À l’aune de cette histoire mouvementée, comment caractériser la foi des Arméniens a-t-elle cette fameuse résistance spirituelle propre aux peuples persécutés, souvent nichés aux carrefours d’empires?
Le christianisme ne se pratique pas de la même façon en Orient qu’en Occident, et en particulier en Arménie. La liturgie prime, elle est le tout de la religion, vécue comme une anticipation des fins dernières. Une vraie liturgie arménienne dure 3 heures le dimanche: la première heure comme période de pénitence, après la liturgie proprement dit commence par la procession de la Croix, et puis vient la liturgie devant les anges.
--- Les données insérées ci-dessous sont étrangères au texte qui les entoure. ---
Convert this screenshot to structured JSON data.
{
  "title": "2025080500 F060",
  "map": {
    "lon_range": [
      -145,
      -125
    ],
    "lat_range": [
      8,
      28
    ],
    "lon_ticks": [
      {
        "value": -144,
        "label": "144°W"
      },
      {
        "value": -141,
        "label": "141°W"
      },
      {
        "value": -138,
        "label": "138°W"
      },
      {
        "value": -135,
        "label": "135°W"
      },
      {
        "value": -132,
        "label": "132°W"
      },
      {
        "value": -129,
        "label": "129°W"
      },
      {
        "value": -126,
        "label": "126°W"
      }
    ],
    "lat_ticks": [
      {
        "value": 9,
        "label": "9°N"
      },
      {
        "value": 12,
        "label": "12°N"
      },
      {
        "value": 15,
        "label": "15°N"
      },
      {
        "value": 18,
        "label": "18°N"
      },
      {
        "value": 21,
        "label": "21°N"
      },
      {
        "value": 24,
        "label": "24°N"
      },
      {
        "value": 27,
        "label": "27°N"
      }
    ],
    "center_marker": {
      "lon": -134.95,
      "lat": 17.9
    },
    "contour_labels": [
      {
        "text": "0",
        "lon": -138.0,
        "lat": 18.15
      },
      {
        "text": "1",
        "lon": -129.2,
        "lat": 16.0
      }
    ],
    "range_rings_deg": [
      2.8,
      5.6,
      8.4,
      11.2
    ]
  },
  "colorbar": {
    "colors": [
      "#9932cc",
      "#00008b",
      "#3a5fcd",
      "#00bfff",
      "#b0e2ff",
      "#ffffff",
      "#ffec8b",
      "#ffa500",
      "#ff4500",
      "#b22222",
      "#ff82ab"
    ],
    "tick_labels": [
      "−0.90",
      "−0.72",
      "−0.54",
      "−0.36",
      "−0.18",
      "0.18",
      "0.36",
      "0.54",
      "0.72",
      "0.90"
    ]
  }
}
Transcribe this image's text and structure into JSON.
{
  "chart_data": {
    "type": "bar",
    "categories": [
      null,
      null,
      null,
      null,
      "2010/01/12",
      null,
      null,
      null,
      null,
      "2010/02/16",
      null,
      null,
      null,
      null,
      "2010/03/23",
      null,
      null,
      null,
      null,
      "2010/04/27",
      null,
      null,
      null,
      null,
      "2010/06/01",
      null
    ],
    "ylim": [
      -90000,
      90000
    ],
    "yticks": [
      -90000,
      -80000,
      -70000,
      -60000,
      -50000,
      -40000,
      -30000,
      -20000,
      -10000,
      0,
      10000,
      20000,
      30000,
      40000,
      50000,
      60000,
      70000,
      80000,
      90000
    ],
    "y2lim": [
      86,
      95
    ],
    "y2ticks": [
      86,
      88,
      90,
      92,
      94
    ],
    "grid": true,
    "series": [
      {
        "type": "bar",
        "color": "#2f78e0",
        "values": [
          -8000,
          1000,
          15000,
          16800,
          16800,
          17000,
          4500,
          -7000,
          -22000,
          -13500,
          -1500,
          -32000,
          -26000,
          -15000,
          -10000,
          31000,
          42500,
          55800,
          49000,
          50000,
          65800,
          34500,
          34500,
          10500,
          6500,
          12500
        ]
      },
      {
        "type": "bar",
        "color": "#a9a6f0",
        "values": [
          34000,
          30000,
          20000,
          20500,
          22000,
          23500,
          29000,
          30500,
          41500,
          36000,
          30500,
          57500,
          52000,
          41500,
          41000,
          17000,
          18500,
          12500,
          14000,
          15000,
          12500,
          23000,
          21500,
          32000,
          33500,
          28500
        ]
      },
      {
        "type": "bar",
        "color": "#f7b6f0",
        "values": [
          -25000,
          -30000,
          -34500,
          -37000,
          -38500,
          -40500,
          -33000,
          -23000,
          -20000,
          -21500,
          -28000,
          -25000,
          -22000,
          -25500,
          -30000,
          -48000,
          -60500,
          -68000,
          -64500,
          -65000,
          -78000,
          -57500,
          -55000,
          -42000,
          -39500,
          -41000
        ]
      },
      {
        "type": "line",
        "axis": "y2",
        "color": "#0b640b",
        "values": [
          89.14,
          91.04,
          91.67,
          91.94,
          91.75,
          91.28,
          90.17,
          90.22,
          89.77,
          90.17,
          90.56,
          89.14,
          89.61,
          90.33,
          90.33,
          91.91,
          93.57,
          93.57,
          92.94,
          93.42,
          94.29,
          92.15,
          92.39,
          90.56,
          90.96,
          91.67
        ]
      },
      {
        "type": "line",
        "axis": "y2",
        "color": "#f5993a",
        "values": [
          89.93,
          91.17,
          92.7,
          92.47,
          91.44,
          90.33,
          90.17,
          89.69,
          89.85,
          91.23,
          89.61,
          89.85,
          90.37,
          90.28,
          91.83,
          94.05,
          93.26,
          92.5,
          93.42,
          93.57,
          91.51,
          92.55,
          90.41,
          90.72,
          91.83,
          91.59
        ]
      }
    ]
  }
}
Dans la liturgie arménienne, ils sont représentés par des diacres qui tiennent des sistres séraphiques représentant le bruit des ailes des séraphins. La liturgie n’a pas seulement lieu sur la tribune de l’autel, elle se passe aussi sur l’autel céleste, le temple céleste décrit par Isaïe et par Ézéchiel. C’est le point le plus important de la liturgie. Et donc la résilience des Arméniens est très forte. Elle a été un attachement indéfectible au christianisme et un courage extraordinaire devant le martyre.
Pourquoi donc la survie de la chrétienté arménienne représente-t-elle un enjeu vital, existentiel pour le monde entier?
Le chapitre dédié aux Églises orientales du Concile Vatican II rédigé par les Pères conciliaires soutient qu’il y a des trésors des origines du christianisme conservés par les Églises d’Orient, aussi bien celles rattachés à Rome que celles qui sont indépendantes. Il y a plusieurs façons d’énoncer les mystères.
C’est la raison pour laquelle d’ailleurs le Pape François a consacré comme docteur universel de l’Église universelle en 2015 le grand poète mystique et théologien arménien saint Grégoire de Narek, poète de l’an 1000 qui énonce le dogme chrétien avec une parfaite orthodoxie, mais en même temps avec une indépendance certaine par rapport aux formulations de l’Occident.
Pour la conservation de la mémoire de la pensée chrétienne, c’est très important. Et il faut remarquer que l’Arménie et la Géorgie constituent des îlots de christianisme dans un océan d’islam. Les chrétiens arméniens et du Haut-Karabagh sont des témoins de cette mémoire.